May 2

Web Analytics for B2B Lead Generation



In the complex sale, the length of the buying cycle makes the connection between on-the-web activity and the off-line decision to purchase much more difficult to trace. So the challenge is connecting our website data (analytics), with marketing data (inquiries and leads) with the sales process and revenue (closing the loop).

I came across Manoj Jasra post, “B2B Web Analytics: Deeper Dive – Web Analytics World” and thought it was relevant to share.

Jasra writes, “in order to be successful in a B2B world, marketers require a strong understanding in regards to their potential customers. Things such as lead qualification, targeting in the sales cycle, and testing content/collateral are all areas where analysts can push the envelope in order to provide more insight for their marketing team.”

Jasra’s post outlines four key analytic areas which include: quality of leads, sales cycle, optimizing your content (for SEO and conversion) and conversion rates and funnels.

Here are some posts that give more suggestions on analytics.

Related posts:

Tracking ROI From Web Generated Leads
Improve your online lead generation measurement

I still think there is a lot of improvement that needs to be made in this area. Are you satisfied with your ability to track your online lead generation ROI? If so, what’s been working for you?

About the author 

Brian Carroll

Brian Carroll is the CEO and founder of markempa, helping companies to convert more customers with empathy-based marketing.

He is the author of the bestseller, Lead Generation for the Complex Sale and founded B2B Lead Roundtable LinkedIn Group with 20,301+ members.

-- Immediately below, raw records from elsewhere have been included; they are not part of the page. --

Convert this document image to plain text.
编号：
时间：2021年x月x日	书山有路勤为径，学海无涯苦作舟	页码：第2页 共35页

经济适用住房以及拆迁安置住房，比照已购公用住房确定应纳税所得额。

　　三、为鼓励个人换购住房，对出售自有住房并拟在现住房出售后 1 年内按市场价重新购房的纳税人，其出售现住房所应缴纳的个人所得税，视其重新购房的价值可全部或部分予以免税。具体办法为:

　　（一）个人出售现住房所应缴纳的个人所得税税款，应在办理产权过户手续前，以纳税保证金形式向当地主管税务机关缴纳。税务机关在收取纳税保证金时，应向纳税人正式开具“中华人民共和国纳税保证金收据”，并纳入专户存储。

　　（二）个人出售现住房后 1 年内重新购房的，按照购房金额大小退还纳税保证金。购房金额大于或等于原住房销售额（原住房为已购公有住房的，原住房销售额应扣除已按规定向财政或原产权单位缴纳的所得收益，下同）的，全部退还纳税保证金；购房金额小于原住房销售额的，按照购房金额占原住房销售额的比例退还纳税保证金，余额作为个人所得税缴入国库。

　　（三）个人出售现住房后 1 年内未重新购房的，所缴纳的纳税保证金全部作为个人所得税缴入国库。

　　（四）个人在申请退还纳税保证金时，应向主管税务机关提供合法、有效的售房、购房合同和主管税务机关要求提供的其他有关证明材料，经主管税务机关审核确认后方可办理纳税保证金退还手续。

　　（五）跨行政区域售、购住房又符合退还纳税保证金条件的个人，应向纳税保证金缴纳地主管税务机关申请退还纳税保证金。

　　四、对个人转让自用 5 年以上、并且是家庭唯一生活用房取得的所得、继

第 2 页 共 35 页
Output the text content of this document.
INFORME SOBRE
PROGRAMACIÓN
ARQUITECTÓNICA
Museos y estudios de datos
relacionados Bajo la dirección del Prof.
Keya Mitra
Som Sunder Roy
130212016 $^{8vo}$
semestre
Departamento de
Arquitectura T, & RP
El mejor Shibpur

  1. I have found that it is always difficult to close a complex business cycle without a deep understanding of analytics and lead generation. Analytics in the B-B world are complex, and often very different than B-C.

  2. The most popular web analytics programs in use today on B2B sites make it difficult, if not impossible, to connect online marketing activities to the eventual sale, particularly for complex sales.

    Our March 2009 study of over 27,000 B2B web sites and the web analytics programs they use. Highlights are:

    * 44% use no web analytics or, less likely, a custom, in-house solution

    * 43% used a web analytics program showing only “last click” data which attributes a conversion to the last trackable link clicked before conversion. This only provides a peek at the end of the business buying funnel

    * Just 6% used a web analytics program that allows users to see the influence of multiple online marketing campaigns with which a business buyer interacts on conversions

    You can get a copy of the complete study here:

  3. What a great post and I am looking forward to learning more. Having said that, I would like to share thoughts along the same lines – this is based on what I see happening within my client base on a daily basis.

    In a complex sale, it would be wrong to assume that a single event (inquiry/lead) truly impacted or drove the sales process. That is why sales so often ridicules marketing’s closed loop data. You know they do….

    In a complex sale, with multiple touch points and decision makers, you have to assume that many mediums and messages helped to educate the prospect and drive interest. Some of this most assuredly came via inbound efforts, as in web traffic, but many of these touch points are still outbound as in referrals, introductions and yes even cold calls.

    The point I am trying to make is that you can spend a ton of time on closed loop reporting and analysis but if you don’t spend any time truly dissecting why you win and why you lose, what did it get you? Interesting data about the top of the funnel but no real data with which to drive change and increase the close rate of the sales organization.

    Just MHO. Thanks for listening. I look forward to broadening my horizon through your reader’s posts.